Ngayau atau kayau adalah tradisi berburu kepala yang dilakukan suku Dayak, Kalimantan. Dalam bahasa Dayak sendiri kayau memang berarti musuh. Dengan kata lain, ngayau berarti berburu kepala musuh.
Sebuah buku karya Carl Bock, berjudul The Head Hunters of Borneo yang diterbitkan di Inggris pada tahun 1882 menyumbang pengetahuan bagi warga dunia tentang Suku Dayak yang ternyata malah menumbuhkan citra buruk Suku Dayak sebagai ‘orang-orang pemburu kepala’.
Awal pembuatan buku tersebut memang terinspirasi dari data lapangan pada masa itu. Miller salah satu penjajah Indoneseia juga pernah menulis dalam Black Borneo tentang hal ini. Namun, perburuan kepala ini hanya dilakukan saat Suku Dayak merasa terancam atau saat musuh mengganggu mereka.
Menurut Carl Bock dalam buku yang ditulisnya dengan judul The Head Hunters of Borneo, dulu jika ada orang asing yang memasuki hutan kekuasaan suku Dayak tanpa izin akan diburu kepalanya.
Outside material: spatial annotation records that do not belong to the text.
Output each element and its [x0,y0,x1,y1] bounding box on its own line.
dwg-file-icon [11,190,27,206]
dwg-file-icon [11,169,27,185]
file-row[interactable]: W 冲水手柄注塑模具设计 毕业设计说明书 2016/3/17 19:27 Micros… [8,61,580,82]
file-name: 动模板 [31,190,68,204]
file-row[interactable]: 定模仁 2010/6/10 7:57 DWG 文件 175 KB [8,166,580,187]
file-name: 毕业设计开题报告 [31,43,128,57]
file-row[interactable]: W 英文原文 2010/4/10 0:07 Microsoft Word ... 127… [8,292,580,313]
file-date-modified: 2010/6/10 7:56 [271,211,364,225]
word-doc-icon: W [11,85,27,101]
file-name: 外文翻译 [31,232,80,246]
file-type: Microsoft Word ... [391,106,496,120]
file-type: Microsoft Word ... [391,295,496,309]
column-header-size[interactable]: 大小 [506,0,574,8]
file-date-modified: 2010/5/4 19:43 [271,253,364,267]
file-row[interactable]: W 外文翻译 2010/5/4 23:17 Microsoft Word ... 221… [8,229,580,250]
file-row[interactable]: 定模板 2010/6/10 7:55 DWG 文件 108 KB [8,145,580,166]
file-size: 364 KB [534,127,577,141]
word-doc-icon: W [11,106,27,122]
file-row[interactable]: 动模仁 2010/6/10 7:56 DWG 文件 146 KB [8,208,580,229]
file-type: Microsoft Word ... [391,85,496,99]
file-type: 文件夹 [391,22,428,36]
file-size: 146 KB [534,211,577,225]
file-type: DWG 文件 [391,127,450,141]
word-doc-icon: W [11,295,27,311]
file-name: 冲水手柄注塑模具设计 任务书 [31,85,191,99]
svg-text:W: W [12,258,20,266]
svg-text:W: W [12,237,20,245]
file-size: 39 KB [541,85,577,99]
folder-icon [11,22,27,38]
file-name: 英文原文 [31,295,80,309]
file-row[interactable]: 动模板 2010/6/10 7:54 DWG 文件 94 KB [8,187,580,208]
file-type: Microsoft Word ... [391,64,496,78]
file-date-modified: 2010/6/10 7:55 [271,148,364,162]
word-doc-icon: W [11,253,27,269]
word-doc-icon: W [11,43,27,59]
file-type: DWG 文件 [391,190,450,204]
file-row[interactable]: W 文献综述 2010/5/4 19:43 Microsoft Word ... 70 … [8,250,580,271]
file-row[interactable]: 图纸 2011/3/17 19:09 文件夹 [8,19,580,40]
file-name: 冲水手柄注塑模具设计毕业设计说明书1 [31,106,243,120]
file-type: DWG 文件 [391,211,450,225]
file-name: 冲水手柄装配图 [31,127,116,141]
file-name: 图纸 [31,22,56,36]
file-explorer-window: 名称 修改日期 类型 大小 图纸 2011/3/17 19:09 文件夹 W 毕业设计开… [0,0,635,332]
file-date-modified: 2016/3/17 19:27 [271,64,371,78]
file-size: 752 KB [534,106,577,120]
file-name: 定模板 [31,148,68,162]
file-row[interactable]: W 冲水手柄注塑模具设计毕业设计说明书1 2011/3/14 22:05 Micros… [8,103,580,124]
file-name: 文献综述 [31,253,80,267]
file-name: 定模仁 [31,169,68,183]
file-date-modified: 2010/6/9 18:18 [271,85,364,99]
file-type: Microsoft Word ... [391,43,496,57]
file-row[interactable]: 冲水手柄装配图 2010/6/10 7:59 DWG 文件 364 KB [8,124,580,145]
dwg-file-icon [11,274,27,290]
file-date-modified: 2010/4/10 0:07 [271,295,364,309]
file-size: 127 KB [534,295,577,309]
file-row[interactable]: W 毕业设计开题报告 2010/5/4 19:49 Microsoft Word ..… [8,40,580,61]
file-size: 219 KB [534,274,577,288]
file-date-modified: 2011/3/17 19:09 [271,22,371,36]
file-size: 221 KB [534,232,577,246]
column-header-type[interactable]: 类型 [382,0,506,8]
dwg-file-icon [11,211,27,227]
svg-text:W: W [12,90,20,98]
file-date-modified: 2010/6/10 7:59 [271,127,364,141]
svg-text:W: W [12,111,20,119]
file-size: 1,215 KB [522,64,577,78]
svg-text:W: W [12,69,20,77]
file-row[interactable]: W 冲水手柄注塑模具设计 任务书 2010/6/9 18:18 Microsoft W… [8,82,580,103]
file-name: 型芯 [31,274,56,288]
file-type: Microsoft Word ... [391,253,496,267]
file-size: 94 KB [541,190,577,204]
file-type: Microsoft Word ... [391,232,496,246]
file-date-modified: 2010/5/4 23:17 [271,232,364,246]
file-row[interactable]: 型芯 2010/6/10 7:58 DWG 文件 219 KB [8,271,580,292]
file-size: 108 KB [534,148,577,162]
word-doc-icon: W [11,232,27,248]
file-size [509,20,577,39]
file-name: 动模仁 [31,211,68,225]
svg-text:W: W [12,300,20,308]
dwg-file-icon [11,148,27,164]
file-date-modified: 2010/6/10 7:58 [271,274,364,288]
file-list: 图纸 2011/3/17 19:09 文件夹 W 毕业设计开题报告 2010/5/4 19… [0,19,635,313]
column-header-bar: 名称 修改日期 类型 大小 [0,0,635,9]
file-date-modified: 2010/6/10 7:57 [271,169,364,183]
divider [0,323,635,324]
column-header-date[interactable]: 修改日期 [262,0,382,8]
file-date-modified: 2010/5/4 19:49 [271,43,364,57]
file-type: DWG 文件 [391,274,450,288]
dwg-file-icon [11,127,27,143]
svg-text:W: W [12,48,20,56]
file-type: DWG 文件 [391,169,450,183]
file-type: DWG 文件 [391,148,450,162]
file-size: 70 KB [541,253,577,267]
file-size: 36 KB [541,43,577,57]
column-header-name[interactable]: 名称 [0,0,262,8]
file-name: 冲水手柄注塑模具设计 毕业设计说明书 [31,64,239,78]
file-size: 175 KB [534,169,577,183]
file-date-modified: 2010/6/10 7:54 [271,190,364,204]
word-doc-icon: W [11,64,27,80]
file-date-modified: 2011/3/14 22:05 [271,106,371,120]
Penebasan kepala musuh sendiri dilakukan karena mereka percaya cara ini akan menghindarkan dari gangguan roh jahat yang ada di dalam diri musuh.
Tak semua suku Dayak melakukan tradisi berburu kepala, hanya suku tertentu saja seperti Suku Dayak Ngaju, Kenyah, dan Iban.
Tradisi ngayau bagi Suku Dayak Ngaju di Kalimantan Tengah dilakukan untuk kepentingan upacara Tiwah. Ritual tiwah sangat sakral dan penting dalam mengantar jiwa seseorang ke tingkat kehidupan selanjutnya. Masyarakat Dayak Ngaju percaya apabila mereka belum melakukan prosesi tiwah bagi keluarganya, arwah orang yang meninggal akan tetap berada di dunia dan tidak dapat menuju ke tempat asal.
Itu sebabnya, bagi masyarakat Dayak Ngaju, mengadakan ritual tiwah wajib hukumnya, terutama apabila almarhum masih menganut kepercayaan Kaharingan. Mereka yang melakukan ritual ini biasanya mengincar lelaki adat yang kuat berkelahi. Konon, semakin kuat buruannya, ritual Tiwah akan berlangsung dengan lancar.
Sedangkan untuk Suku Dayak Kenyah, tradisi ngayau berkaitan dengan tradisi Mamat. Para prajurit yang telah kembali dari perburuan dan kalahkan musuhnya disambut dengan tradisi Mamat Bali Akang yang amat keramat. Dengan iringan alat musik tradisional seperti sampe, gambangan kayu, para perempuan suku dayak Kenyah menyambut para pahlawan itu dengan tarian penyambutan Datun Julud.
Sedangkan untuk Suku Dayak Iban, tradisi berburu kepala disebut Gawai. Upacara ini tidak hanya bersifat religius, tetapi juga melibatkan pesta besar-besaran dengan minum-minuman dan bersenang-senang.
Meski demikian, tradisi mengerikan dari beberapa suku Dayak ini sudah lama ditinggalkan. Di tahun 1874, Damang Batu, Kepala Suku Dayak Kahayan berhasil mengumpulkan sub-sub Suku Dayak untuk mengadakan musyawarah bernama Tumbang Anoi.
Pada perjanjian tersebut, semua suku Dayak sepakat untuk mengakhiri tradisi ngayau karena dianggap menimbulkan perselisihan diantara suku Dayak. Namun, setelah sekian lama dilupakan, ritual Ngayau menggegerkan Indonesia pada Februari 2001 di Sampit, Kalimantan Tengah.
Kala itu, Suku Dayak bentrok dengan pendatang Madura di Sampit, golongan yang dipandang menguasai sumber daya ekonomi dan hidup eksklusif. Di puncak kemurkaan mereka, tradisi kayau atau penggal kepala lahir kembali.
Hasilnya, ratusan korban tanpa kepala berjatuhan tanpa pandang bulu. Ribuan pendatang Madura di Kalimantan Tengah tak henti diburu nyaris sepanjang tahun. Situasi diperburuk dengan keahlian khas Suku Dayak yang konon, mereka bisa mengenali aroma tubuh orang Madura yang disebut-sebut mirip bau sapi.
Kini, tradisi ini bisa dilakukan kembali atas permintaan khusus namun mengganti perburuan kepala manusia dengan memenggal kepala hewan seperti babi.